Reputation: 129
I am working with Apache Spark for python and have created an spark dataframe with name, latitude, longitude as the column names.
my RDD dataframe is in the form:
name latitude longitude
M 1.3 22.5
S 1.6 22.9
H 1.7 23.4
W 1.4 23.3
C 1.1 21.2
... ... ....
I know that to collect only the latitude I can do
list_of_lat = df.rdd.map(lambda r: r.latitude).collect()
print list_of_lat
[1.3,1.6,1.7,1.4,1.1,...]
However, I need to collect the latitude and longitude values together in a list in the form:
[[1.3,22.5],[1.6,22.9],[1.7,23.4]...]
I have tried
lat_lon = df.rdd.map(lambda r,x : r.latitude, x.longitude).collect()
however this does not work.
I need to use the spark since it is a very large dataset (~1M rows).

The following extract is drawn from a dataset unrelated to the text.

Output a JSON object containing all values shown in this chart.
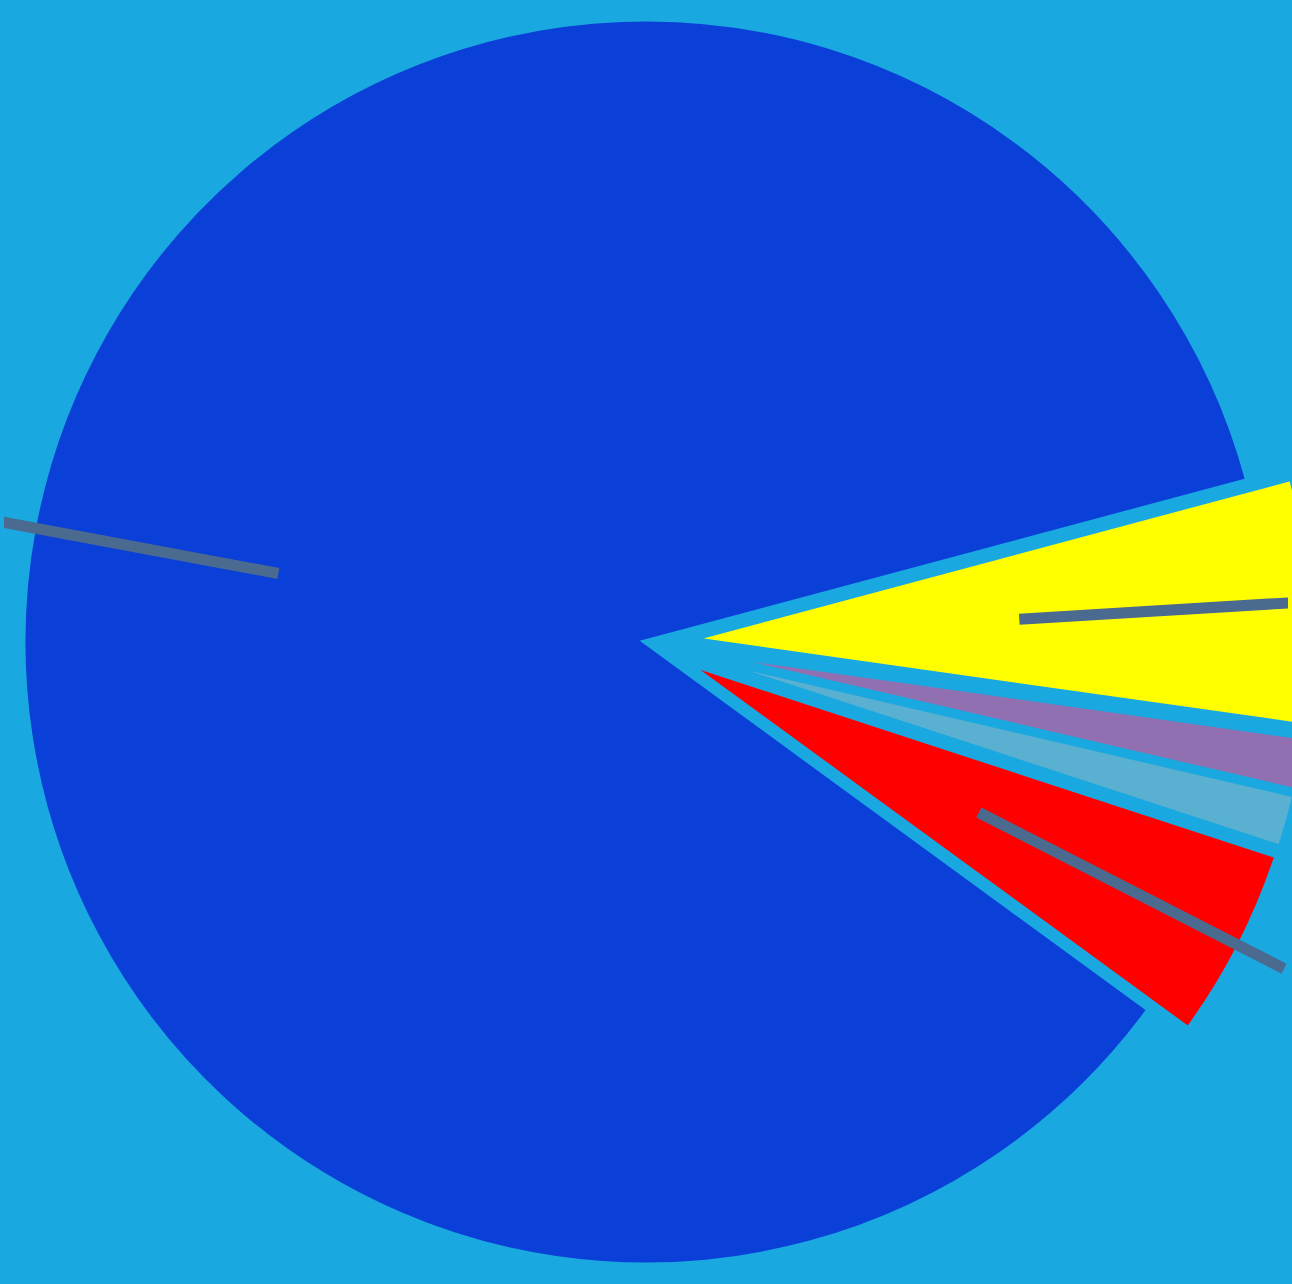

Any help would be greatly appreciated. Thanks
Upvotes: 4
Views: 19912
Reputation: 8483
I'm assuming lat_lon = df.rdd.map(lambda r,x : r.latitude, x.longitude).collect()
gave you the following error
NameError: name 'x' is not defined
try
lat_lon = df.rdd.map(lambda x : [x.latitude, x.longitude]).collect()
Upvotes: 6